Le premier amour d’Albert fut Dihya, bienheureuse rencontre d’une malencontreuse péripétie, quand le petit Albert, cinq ans, perdit la main de sa maman dans la foule des ruelles d’Alger et du marché Randon, enfant désemparé et récupéré par le geste secourable d’un vieil arabe qui confia aux soins attentionnés de sa toute jeune enfant, Dihya, le gamin brièvement orphelin. Premières émotions vers cette fillette plus âgée que lui et qui devint pour le petit Albert, chaque semaine qu’ils se retrouvèrent, la « maîtresse du jeudi qui m’apprit à lire, à compter, à chanter et à rire». Une enfant miraculeusement revue en son adolescence, une enfant devenue femme. « Dans cet Alger d’avant le basculement. Et là la femme m’était apparue, brûlant mes pupilles. Ses yeux, quelle couleur ? Moi je les voyais topaze, et sans doute étaient-ils entre vert et bleu, mais je savais qu’elle avait des yeux de miel. La déesse levait le regard sur moi, plissant ses paupières comme une chatte ». Réalité, fantasme du souvenir ? La mémoire d’Albert s’embrase, avec les accents du Cantique des cantiques : « Nous avons appris ensemble le baiser, Dihya, et je t’aimais […] à cause de ton teint de figue sombre et ta pulpe de fève. […]. Un miel d’aloès jaillissait de tes seins. L’agave peuplait ton aisselle. L’âcre musc de tes reins me soulevait d’ardeur. […]Quelle est forte l’odeur qui me reste de toi ! ». Ainsi Dihya, mais aussi Ghalia, Bertille et ses « yeux de miel », Maya, Garance, Mélinée la Bretonne, «avec sa belle tête d’Arménienne», autant de femmes, d’Algérie et d’ailleurs, autant de vertiges nés d’autant d’étreintes qui font chavirer la mémoire d’Albert.
Coup de dés de son existence (« mon histoire a toujours été hasardeuse »), Albert rencontre, dans un total foudroiement, celle qui fut sa première épouse, qu’il nomme Dores venue de la Corogne. La Corogne, vraiment ? « Tout en elle était mystère. Je n’ai jamais su quand elle était née ni même où ». Deux exilés, « deux déclassés et c’est pour cela que nous nous étions trouvés », l’une de l’Espagne républicaine, l’autre de l’Algérie française. Il la rejoint à Paris, s’unissent avec passionet vont faire route ensemble pendant un demi-siècle. « Jusqu’aux portes de la vieillesse cet amour me donna des ailes ». La maladie s’empara de Dores, « Dolores », et, implacable, dix années durant, un mal parkinsonien et aphasique gagna, qui rongeait ce qui lui restait de mémoire et lui donnait « ce masque d’hébétude qui peu à peu collait à ses traits, naguère si vifs ». Albert, « l’amant ardent », se fit garde-malade. Étreinte de la douleur, vertige du deuil qui guette, « non, querida, ce n’est pas ainsi qu’il faut partir ». Albert ne s’épargne rien, ne nous épargne rien de l’atroce déchéance de sa dolente épouse, de son désarroi et de son chagrin qui lui tirent, qui nous tirent des larmes.

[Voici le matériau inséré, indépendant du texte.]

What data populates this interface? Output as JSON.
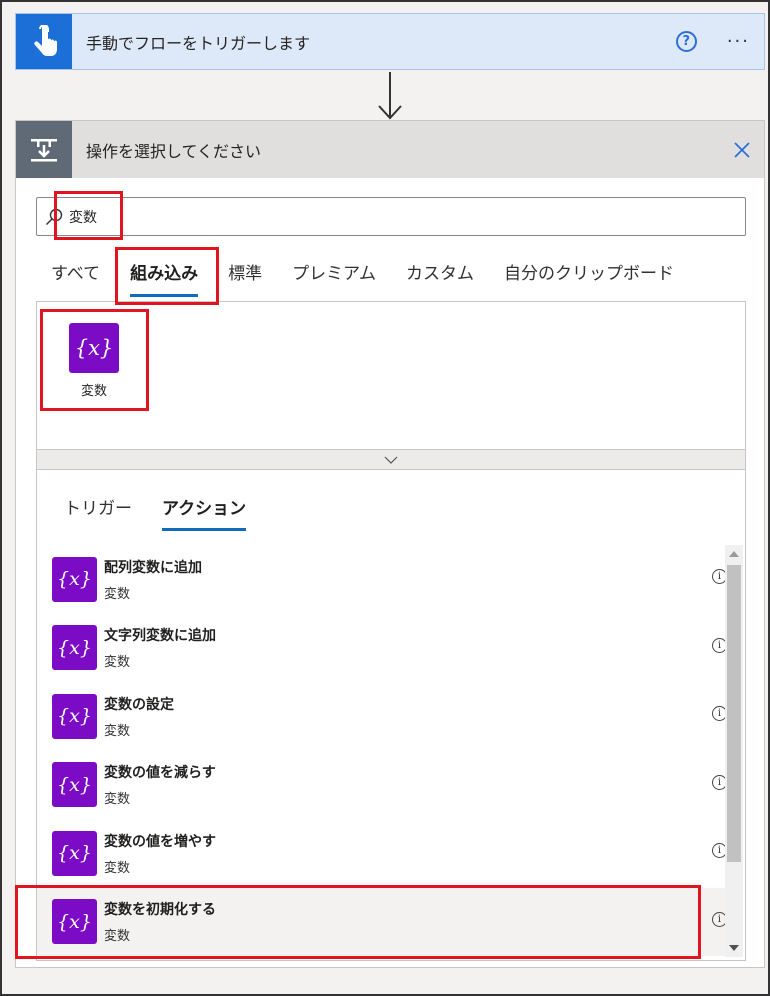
{
  "trigger": {
    "title": "手動でフローをトリガーします",
    "help_icon": "question-circle-icon",
    "more_icon": "more-ellipsis-icon",
    "icon": "hand-touch-icon",
    "color": "#1b6fd6"
  },
  "action_panel": {
    "title": "操作を選択してください",
    "icon": "operation-icon",
    "close_icon": "close-icon",
    "search": {
      "value": "変数",
      "icon": "search-icon"
    },
    "tabs": [
      {
        "label": "すべて",
        "active": false
      },
      {
        "label": "組み込み",
        "active": true
      },
      {
        "label": "標準",
        "active": false
      },
      {
        "label": "プレミアム",
        "active": false
      },
      {
        "label": "カスタム",
        "active": false
      },
      {
        "label": "自分のクリップボード",
        "active": false
      }
    ],
    "connector": {
      "label": "変数",
      "icon_text": "{x}",
      "color": "#7b0bc5"
    },
    "subtabs": [
      {
        "label": "トリガー",
        "active": false
      },
      {
        "label": "アクション",
        "active": true
      }
    ],
    "actions": [
      {
        "title": "配列変数に追加",
        "subtitle": "変数",
        "icon_text": "{x}"
      },
      {
        "title": "文字列変数に追加",
        "subtitle": "変数",
        "icon_text": "{x}"
      },
      {
        "title": "変数の設定",
        "subtitle": "変数",
        "icon_text": "{x}"
      },
      {
        "title": "変数の値を減らす",
        "subtitle": "変数",
        "icon_text": "{x}"
      },
      {
        "title": "変数の値を増やす",
        "subtitle": "変数",
        "icon_text": "{x}"
      },
      {
        "title": "変数を初期化する",
        "subtitle": "変数",
        "icon_text": "{x}"
      }
    ],
    "info_icon_text": "i"
  },
  "highlight_color": "#e0151f"
}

« Dores est morte, le soleil a plongé, le ciel s’est éteint. J’ai épousé Leah et la lune était pleine ». Leah, après Dores l’inoubliable (« j’ai tant vécu avec elle »), est l’épouse ultime, « haut bout du voyage ». Leah l’emmènera en Provence, « tirant un immense rideau de clartésur l’opacité des jours ». Marseille sera le nouveau port d’attache, avec Alger à nouveau à l’horizon. Brièvement toutefois. Rapide retour en Armorique.

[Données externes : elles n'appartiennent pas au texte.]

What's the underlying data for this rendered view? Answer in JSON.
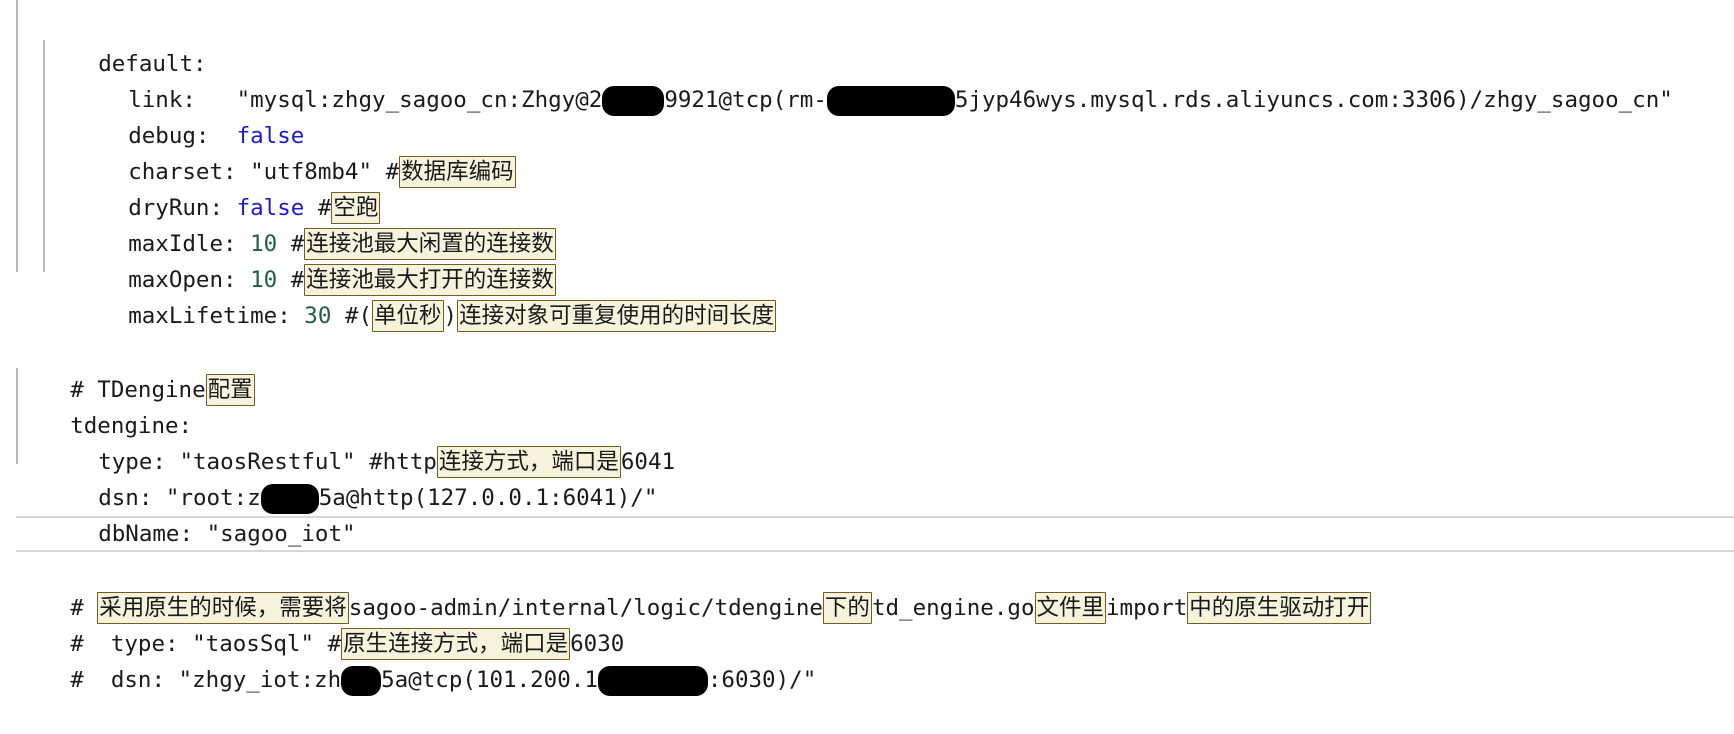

« Je ne sais plus à cette hauteur scinder le rêve du réel » avoue Albert, qui se nomme lui-même « Benyamine », benjamin d’Aïcha, dans ce texte dont son auteur ne dit jamais qu’il est autobiographie. La vie est un songe, Calderón dixit. Et Albert tire –presque- le rideau sur sa vie de hasards, « rocambole de fractures », mémoire et tissu de rêves et de fantasmes, envolées de bonheurs aux ailes coupées par la douleur et la mort, et « le couperet des ans ».
Le vertige des étreintes est magnifique, et nous emporte, une fois encore.